Qu’à cela ne tienne, Le pouvoir des oubliés de l’histoire fera comprendre, à qui n’est pas déjà familier de l’œuvre de Howard Zinn, ce que veut être Une histoire populaire, et de quelle manière la juger. C’est un livre d’histoire, mais centré sur les pratiques, les comportements et surtout les résistances populaires, donc très éloigné de l’historiographie de la « consensus history » qui a régné jusque dans les années 1960 aux États-Unis et s’est concentrée sur les institutions, les grands hommes et la vie politique. C’est aussi un ouvrage militant. Dans une lettre de 1981 à une amie et ancienne collègue, France Fox Piven, Howard Zinn confiait : « Nous tentons toi et moi de persuader les gens de l’importance des luttes, même si nos victoires bien que significatives ne soient pas parvenues à sortir le pays de la situation désastreuse dans laquelle il se trouve. Les gens doivent pouvoir imaginer que l’énergie qui a permis d’obtenir de modestes réformes pourrait, si elle s’intensifiait, faire advenir des transformations de vaste ampleur… Mon livre comporte une charge plus émotionnelle qu’analytique parce que je cherche à multiplier les exemples de luttes toujours présentes malgré la répression et les réformes qui détournent des véritables objectifs… Je veux faire germer l’idée qu’existe un vaste réservoir d’énergie susceptible de permettre d’aller plus loin dans la transformation sociale. »
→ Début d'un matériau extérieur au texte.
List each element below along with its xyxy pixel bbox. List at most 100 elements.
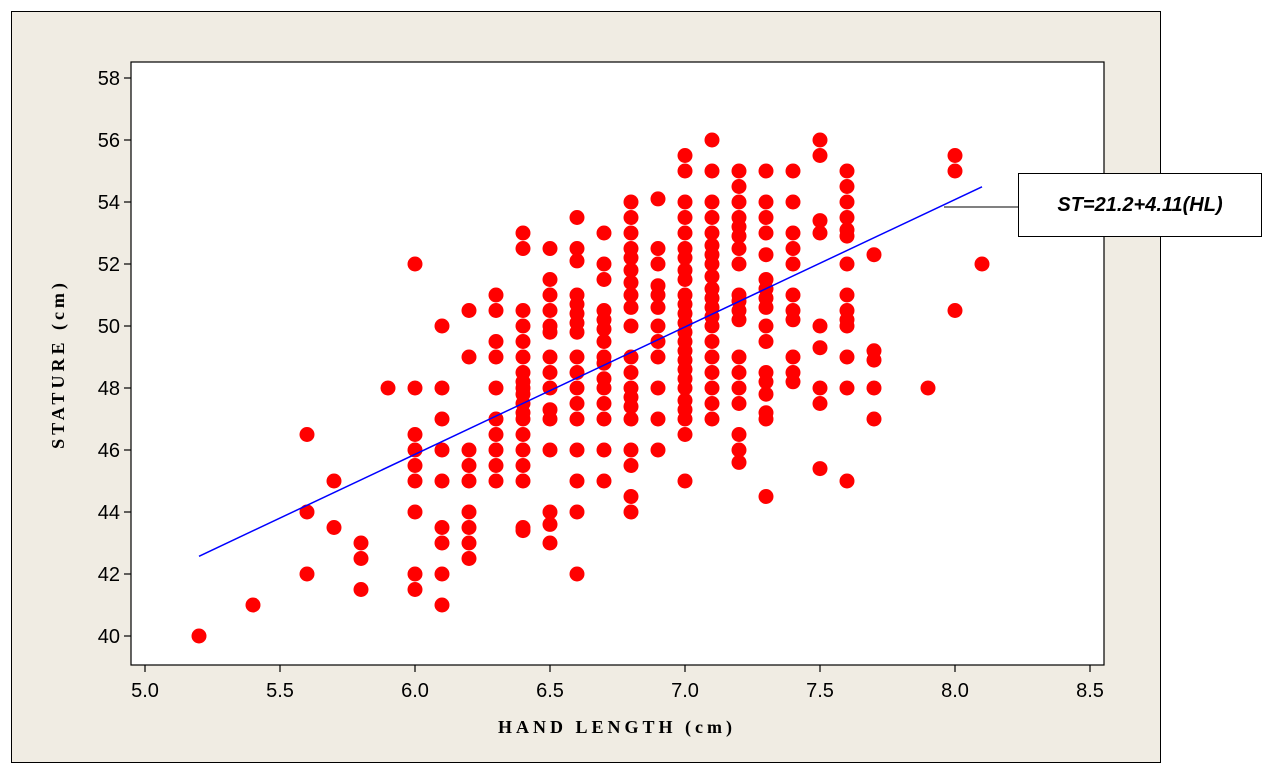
data-point bbox=[569, 210, 585, 225]
data-point bbox=[731, 380, 747, 396]
data-point bbox=[542, 349, 558, 365]
data-point bbox=[461, 458, 477, 473]
data-point bbox=[785, 287, 801, 303]
data-point bbox=[731, 442, 747, 458]
data-point bbox=[704, 268, 720, 284]
data-point bbox=[569, 349, 585, 365]
data-point bbox=[623, 399, 639, 415]
regression-equation: ST=21.2+4.11(HL) bbox=[1057, 193, 1223, 216]
data-point bbox=[650, 287, 666, 303]
data-point bbox=[731, 241, 747, 256]
data-point bbox=[731, 228, 747, 244]
data-point bbox=[677, 272, 693, 287]
data-point bbox=[650, 380, 666, 396]
data-point bbox=[461, 504, 477, 520]
data-point bbox=[623, 504, 639, 520]
data-point bbox=[704, 163, 720, 179]
data-point bbox=[731, 454, 747, 470]
data-point bbox=[704, 318, 720, 334]
data-point bbox=[650, 442, 666, 458]
data-point bbox=[515, 349, 531, 365]
y-tick-label: 44 bbox=[98, 502, 120, 524]
data-point bbox=[299, 566, 315, 582]
data-point bbox=[731, 256, 747, 272]
data-point bbox=[947, 163, 963, 179]
data-point bbox=[623, 210, 639, 225]
data-point bbox=[596, 411, 612, 427]
data-point bbox=[596, 380, 612, 396]
data-point bbox=[758, 210, 774, 225]
data-point bbox=[623, 489, 639, 504]
data-point bbox=[353, 535, 369, 551]
data-point bbox=[623, 194, 639, 210]
data-point bbox=[434, 411, 450, 427]
data-point bbox=[407, 504, 423, 520]
data-point bbox=[407, 427, 423, 442]
data-point bbox=[515, 442, 531, 458]
data-point bbox=[677, 250, 693, 266]
x-tick-label: 5.0 bbox=[131, 680, 159, 702]
y-tick-label: 46 bbox=[98, 440, 120, 462]
data-point bbox=[704, 256, 720, 272]
data-point bbox=[407, 442, 423, 458]
x-tick-label: 6.5 bbox=[536, 680, 564, 702]
data-point bbox=[839, 380, 855, 396]
data-point bbox=[731, 163, 747, 179]
data-point bbox=[515, 334, 531, 349]
data-point bbox=[623, 442, 639, 458]
data-point bbox=[839, 194, 855, 210]
x-tick-label: 6.0 bbox=[401, 680, 429, 702]
data-point bbox=[866, 411, 882, 427]
data-point bbox=[731, 194, 747, 210]
y-tick-label: 48 bbox=[98, 378, 120, 400]
data-point bbox=[461, 535, 477, 551]
data-point bbox=[488, 411, 504, 427]
data-point bbox=[380, 380, 396, 396]
data-point bbox=[353, 582, 369, 597]
equation-callout: ST=21.2+4.11(HL) bbox=[1018, 173, 1262, 237]
data-point bbox=[569, 241, 585, 256]
data-point bbox=[569, 380, 585, 396]
data-point bbox=[785, 194, 801, 210]
data-point bbox=[542, 504, 558, 520]
data-point bbox=[623, 250, 639, 266]
x-axis: 5.0 5.5 6.0 6.5 7.0 7.5 8.0 8.5 bbox=[131, 665, 1104, 702]
data-point bbox=[650, 191, 666, 207]
data-point bbox=[434, 566, 450, 582]
data-point bbox=[407, 473, 423, 489]
data-point bbox=[677, 411, 693, 427]
data-point bbox=[461, 473, 477, 489]
data-point bbox=[488, 287, 504, 303]
data-point bbox=[785, 256, 801, 272]
data-point bbox=[488, 442, 504, 458]
data-point bbox=[650, 299, 666, 315]
y-tick-label: 40 bbox=[98, 626, 120, 648]
data-point bbox=[596, 334, 612, 349]
data-point bbox=[947, 148, 963, 163]
data-point bbox=[434, 535, 450, 551]
data-point bbox=[623, 299, 639, 315]
data-point bbox=[731, 365, 747, 380]
data-point bbox=[326, 473, 342, 489]
data-point bbox=[839, 318, 855, 334]
data-point bbox=[704, 210, 720, 225]
data-point bbox=[623, 318, 639, 334]
data-point bbox=[839, 256, 855, 272]
data-point bbox=[758, 334, 774, 349]
y-tick-label: 54 bbox=[98, 192, 120, 214]
x-axis-title: HAND LENGTH (cm) bbox=[498, 717, 736, 738]
data-point bbox=[785, 349, 801, 365]
data-point bbox=[758, 374, 774, 390]
data-point bbox=[704, 349, 720, 365]
data-point bbox=[488, 334, 504, 349]
data-points bbox=[191, 132, 990, 644]
data-point bbox=[785, 225, 801, 241]
data-point bbox=[839, 210, 855, 225]
data-point bbox=[731, 312, 747, 328]
data-point bbox=[434, 520, 450, 535]
data-point bbox=[812, 225, 828, 241]
data-point bbox=[569, 253, 585, 269]
data-point bbox=[758, 489, 774, 504]
data-point bbox=[758, 225, 774, 241]
data-point bbox=[515, 225, 531, 241]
Écriture de l’histoire et activisme politique sont donc pour Howard Zinn inséparables. Qui connaît sa biographie, déjà faite par lui et par d’autres à de nombreuses reprises, mais de nouveau évoquée dans Le pouvoir des oubliés de l’histoire, comprend la composante émotionnelle de ses choix intellectuels et de ses engagements. Fils d’immigrés juifs de Brooklyn, aviateur pendant la Seconde Guerre mondiale ayant participé aux bombardements de la France et devenu ensuite pacifiste, bénéficiaire du G.I. Bill (qui permit aux soldats d’aller à l’université), militant des droits civiques, ce qui lui fit perdre son premier travail de professeur, opposant à la guerre au Vietnam et à toutes les guerres successives menées par les États-Unis… il fut, comme on dit, de tous les combats. Et toujours il les analysa, et ce jusqu’au bout.

Peu avant sa mort, Howard Zinn faisait un bilan sans surprise (pour lui) de la première année du mandat d’Obama, pour qui il avait bien sûr voté, soulignant que ce dernier se montrait un Démocrate modéré traditionnel, un peu plus libéral que les Républicains en politique intérieure et complètement semblable à eux en politique extérieure : n’avait-il pas adopté leur ligne militaire agressive, augmentant même le budget de l’armée, poursuivant deux guerres (en Afghanistan et en Irak), et en menant une troisième non déclarée avec l’envoi de milliers de missiles sur le Pakistan ? Mais Obama reçut le prix Nobel de la paix, comme Kissinger avant lui. Howard Zinn, « consterné », écrivit sur cette grotesque attribution ce qui fut sans doute l’un de ses derniers billets politiques. Howard Zinn nous manque. Lisons Le pouvoir des oubliés de l’histoire.